As Extra! (9/12) has pointed out, Latino voices are rarely included in corporate media discussion. So any Latino voice receiving a consistent platform might seem like a step in the direction of inclusion.
These voices, however, aren’t just any voices. Professional political consultants, Navarro and Castellanos have both been advisers to Republican presidential campaigns: Navarro for John McCain and Jon Huntsman, Castellanos for Bob Dole, George W. Bush and Mitt Romney. They both were born in Latin America into families that fled leftist regimes: Castellanos’ family left Cuba in 1960 shortly after the revolution, while Navarro’s family left Nicaragua in 1980 after the Sandinistas overthrew the Somoza dictatorship.
There is no single Latino—or black, or gay, or female—perspective. Latino opinion is complex and often in flux. Still, some media find it easier to simply to ask their in-house Latino pundit for answers.
Castellanos, the older and more experienced operative of the two, is apparently so in tune with Latino opinion that CNN just asks him what Latinos think. After a Republican presidential primary debate in 2012 (1/27/12), he was asked by a CNN anchor, “Alex, who did the Latinos love?” Castellanos, CNN’s Latino whisperer, responded that Latinos “love strength–the strong father figure in the family.”
Also problematic is the fact that media generally boil down the politics of Latino Americans to a single issue: immigration reform. And even when it is covered, you’ll still find the vast majority of people chiming in on it in corporate media are white male politicians rather than immigrants or activists (Extra!, 5/13). So when Latino voters favor Democrats 2-1 over Republicans (CBS, 8/9/13), the GOP would seem well-served to flood the airwaves with party operatives that take moderate positions on immigration reform—an easier way to pass off those voices as something approaching “representative.” It’s no secret that the Republican Party cannot afford to continue to turn off some Latino voters with hardline conservative positions on immigration reform.
Enter Navarro.Her embrace of comprehensive immigration reform is in line with an evolving strategic pivot in the GOP’s immigration position. Navarro (Meet the Press, 8/11/13) went after Rep. Steve King (R.-Iowa) when he insinuated that immigration reform might grant citizenship to undocumented immigrants who are “drug smugglers.” By arguing with the likes of King, Navarro not only steers Republican talking points away from the screeching bigotry of the far right, she also tries to align the party with the latest Latino opinion polls. Castellanos has taken a similar approach with his support for same-sex marriage (Campaigns & Elections, 1/31/14).
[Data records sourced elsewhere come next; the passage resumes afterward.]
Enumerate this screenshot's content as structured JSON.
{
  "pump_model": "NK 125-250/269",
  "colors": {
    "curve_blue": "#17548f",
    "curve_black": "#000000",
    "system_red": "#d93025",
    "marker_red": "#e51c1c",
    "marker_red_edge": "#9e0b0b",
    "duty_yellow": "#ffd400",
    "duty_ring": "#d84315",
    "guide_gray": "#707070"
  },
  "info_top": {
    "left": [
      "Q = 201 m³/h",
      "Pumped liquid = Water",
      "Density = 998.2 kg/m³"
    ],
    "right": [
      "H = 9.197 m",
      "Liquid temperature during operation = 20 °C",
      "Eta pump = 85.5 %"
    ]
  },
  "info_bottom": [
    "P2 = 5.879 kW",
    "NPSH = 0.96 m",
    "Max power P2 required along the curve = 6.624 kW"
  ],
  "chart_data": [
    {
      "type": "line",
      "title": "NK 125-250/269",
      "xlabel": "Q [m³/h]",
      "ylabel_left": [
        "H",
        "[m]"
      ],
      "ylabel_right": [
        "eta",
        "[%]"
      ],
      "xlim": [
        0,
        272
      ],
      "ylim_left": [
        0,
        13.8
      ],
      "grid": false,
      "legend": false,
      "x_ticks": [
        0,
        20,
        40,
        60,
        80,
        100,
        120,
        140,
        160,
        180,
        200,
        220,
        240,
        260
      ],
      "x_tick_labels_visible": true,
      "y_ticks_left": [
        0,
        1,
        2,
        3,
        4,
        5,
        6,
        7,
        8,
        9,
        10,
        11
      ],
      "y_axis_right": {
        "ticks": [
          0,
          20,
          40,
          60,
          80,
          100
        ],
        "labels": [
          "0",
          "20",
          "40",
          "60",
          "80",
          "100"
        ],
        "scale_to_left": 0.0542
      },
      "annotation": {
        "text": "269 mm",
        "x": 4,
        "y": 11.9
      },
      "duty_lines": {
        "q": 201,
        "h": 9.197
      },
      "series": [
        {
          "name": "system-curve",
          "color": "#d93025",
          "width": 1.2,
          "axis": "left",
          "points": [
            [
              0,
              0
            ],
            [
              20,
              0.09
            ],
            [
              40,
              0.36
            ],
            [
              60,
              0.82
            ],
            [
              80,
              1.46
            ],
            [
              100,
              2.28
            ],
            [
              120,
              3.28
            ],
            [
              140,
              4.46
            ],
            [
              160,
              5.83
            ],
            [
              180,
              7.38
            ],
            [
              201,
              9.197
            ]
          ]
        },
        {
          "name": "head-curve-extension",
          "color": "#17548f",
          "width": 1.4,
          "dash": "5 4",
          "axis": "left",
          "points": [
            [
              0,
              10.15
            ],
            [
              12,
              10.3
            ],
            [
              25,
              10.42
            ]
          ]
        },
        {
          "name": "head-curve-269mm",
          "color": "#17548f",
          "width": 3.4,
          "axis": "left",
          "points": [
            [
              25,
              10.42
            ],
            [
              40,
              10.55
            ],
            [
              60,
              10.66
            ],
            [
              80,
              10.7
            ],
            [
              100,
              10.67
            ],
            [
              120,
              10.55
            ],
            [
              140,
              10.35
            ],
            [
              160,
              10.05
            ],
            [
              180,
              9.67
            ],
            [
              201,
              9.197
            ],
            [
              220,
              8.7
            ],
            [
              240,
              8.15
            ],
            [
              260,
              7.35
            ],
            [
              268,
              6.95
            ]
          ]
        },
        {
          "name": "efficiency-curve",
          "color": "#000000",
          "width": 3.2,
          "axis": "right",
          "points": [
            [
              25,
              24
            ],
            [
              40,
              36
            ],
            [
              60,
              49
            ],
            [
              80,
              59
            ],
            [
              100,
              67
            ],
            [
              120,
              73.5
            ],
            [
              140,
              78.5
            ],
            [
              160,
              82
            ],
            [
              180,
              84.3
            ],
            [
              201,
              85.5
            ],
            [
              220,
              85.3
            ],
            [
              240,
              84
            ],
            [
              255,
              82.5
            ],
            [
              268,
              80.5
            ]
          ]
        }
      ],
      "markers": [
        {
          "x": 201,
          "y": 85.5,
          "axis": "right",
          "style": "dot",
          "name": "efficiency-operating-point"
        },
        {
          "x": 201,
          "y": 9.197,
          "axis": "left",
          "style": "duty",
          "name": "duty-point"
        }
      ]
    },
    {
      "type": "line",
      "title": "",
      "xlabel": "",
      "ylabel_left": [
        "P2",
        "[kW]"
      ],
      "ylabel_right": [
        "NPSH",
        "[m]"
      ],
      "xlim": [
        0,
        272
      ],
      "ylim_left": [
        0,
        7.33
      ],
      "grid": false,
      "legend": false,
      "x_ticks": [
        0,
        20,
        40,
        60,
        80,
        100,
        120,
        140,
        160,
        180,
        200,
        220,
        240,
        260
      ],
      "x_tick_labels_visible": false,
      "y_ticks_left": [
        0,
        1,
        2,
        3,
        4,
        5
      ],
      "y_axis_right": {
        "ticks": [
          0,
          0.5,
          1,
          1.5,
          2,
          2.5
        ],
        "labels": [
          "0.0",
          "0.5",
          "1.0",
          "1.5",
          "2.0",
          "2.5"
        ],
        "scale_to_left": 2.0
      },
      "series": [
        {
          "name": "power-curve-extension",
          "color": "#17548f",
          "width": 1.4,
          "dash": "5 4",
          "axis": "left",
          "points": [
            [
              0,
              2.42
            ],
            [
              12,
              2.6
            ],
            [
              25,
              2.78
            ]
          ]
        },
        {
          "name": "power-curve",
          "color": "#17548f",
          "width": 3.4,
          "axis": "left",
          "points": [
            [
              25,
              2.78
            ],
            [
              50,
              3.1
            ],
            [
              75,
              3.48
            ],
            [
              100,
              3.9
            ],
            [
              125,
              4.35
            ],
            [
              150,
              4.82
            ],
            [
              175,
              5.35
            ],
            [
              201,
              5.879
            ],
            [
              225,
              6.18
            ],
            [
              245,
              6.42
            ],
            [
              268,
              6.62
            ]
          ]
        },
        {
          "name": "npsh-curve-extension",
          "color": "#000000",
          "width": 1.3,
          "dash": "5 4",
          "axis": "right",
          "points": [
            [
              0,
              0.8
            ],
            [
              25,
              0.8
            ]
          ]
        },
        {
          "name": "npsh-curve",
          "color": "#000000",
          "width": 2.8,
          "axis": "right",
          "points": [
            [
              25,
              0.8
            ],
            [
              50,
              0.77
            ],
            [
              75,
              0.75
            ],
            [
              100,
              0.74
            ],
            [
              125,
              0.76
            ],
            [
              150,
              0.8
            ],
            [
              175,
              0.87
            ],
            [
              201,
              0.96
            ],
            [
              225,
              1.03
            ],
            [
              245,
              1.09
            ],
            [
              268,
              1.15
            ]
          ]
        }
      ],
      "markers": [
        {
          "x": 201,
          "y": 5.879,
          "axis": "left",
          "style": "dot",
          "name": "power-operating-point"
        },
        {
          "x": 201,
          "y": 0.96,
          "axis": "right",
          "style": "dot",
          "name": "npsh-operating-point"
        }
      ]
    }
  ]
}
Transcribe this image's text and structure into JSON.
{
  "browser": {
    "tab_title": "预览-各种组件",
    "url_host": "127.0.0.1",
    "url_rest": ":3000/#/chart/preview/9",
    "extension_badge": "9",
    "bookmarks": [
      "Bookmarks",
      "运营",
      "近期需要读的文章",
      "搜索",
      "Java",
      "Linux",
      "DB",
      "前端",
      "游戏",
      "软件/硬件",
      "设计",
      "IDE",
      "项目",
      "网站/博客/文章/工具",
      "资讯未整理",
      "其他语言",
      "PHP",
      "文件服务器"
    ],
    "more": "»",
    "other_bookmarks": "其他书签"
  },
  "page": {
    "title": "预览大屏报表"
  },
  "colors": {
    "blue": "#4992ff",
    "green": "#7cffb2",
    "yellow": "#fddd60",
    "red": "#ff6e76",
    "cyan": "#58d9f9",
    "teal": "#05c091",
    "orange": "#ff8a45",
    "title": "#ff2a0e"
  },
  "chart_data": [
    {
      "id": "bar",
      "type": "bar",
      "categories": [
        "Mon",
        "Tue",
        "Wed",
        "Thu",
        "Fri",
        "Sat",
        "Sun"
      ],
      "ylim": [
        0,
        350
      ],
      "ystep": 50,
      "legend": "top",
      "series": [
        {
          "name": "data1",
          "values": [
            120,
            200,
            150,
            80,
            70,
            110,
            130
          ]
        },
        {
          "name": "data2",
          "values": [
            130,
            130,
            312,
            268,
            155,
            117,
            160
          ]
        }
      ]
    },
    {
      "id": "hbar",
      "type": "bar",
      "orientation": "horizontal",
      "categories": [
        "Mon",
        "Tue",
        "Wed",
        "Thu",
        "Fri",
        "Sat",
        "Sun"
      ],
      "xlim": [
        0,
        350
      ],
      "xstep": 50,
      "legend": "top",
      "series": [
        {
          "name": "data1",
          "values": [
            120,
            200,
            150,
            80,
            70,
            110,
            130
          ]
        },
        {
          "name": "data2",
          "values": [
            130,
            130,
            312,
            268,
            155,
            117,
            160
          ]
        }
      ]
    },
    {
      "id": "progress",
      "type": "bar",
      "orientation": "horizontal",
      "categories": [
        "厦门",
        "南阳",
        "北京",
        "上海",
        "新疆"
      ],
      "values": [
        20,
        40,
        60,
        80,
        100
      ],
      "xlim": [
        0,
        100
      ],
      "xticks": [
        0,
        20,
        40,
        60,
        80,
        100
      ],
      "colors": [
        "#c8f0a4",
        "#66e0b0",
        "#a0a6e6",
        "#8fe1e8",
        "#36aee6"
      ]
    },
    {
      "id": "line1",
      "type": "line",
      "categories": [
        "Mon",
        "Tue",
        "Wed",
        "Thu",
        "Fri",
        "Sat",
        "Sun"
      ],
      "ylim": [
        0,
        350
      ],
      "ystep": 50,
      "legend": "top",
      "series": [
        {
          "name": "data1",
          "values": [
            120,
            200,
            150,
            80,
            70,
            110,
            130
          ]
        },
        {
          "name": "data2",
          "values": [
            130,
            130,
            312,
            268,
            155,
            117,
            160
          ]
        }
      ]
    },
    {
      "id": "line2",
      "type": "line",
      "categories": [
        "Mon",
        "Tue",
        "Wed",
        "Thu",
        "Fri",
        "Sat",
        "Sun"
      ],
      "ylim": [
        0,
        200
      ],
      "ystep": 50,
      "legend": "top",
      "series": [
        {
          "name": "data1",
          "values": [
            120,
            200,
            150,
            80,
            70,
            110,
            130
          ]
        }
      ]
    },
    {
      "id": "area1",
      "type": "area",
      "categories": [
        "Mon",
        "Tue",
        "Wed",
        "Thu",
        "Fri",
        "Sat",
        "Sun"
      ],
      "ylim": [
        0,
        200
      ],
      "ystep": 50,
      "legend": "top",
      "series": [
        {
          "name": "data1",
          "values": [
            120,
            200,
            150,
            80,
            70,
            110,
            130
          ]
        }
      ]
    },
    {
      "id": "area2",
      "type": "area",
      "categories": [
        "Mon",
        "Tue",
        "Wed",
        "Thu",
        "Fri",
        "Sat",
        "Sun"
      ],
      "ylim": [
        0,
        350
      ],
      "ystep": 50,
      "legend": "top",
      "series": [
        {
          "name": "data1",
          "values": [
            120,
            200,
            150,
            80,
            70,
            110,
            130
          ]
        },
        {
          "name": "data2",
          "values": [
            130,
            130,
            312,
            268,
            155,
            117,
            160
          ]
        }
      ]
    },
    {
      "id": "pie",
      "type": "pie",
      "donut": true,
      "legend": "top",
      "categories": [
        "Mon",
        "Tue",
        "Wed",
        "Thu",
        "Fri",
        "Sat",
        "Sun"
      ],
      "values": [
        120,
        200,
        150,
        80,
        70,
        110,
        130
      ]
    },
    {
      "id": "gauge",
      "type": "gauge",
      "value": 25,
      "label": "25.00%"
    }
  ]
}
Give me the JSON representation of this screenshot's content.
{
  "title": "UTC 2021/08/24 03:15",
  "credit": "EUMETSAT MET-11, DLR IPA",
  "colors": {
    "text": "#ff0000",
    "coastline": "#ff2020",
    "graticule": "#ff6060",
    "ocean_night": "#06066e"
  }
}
Ultimately, though, even Navarro and Castellanos’ moderate conservative platform is out of sync with strong Latino support for healthcare reform (Huffington Post, 4/2/13) and President Obama (Pew Research, 10/11/12). Which is not to say that Latinos agree with the Democratic Party and Obama on everything; a majority polled don’t support his deportation policy, for example (Pew Research, 12/28/11). But when a majority supports “bigger government providing more services” (Pew Research, 4/4/12), conservative policies—regardless of which party banner they’re advanced beneath—are arguably incompatible with majority Latino opinion.
Navarro and Castellanos illustrate that trotting out a handful of voices to speak for an entire demographic in the name of inclusivity isn’t enough. With Latinos, media still marginalize them by reducing their politics to one issue—and their voices to two largely unrepresentative commentators.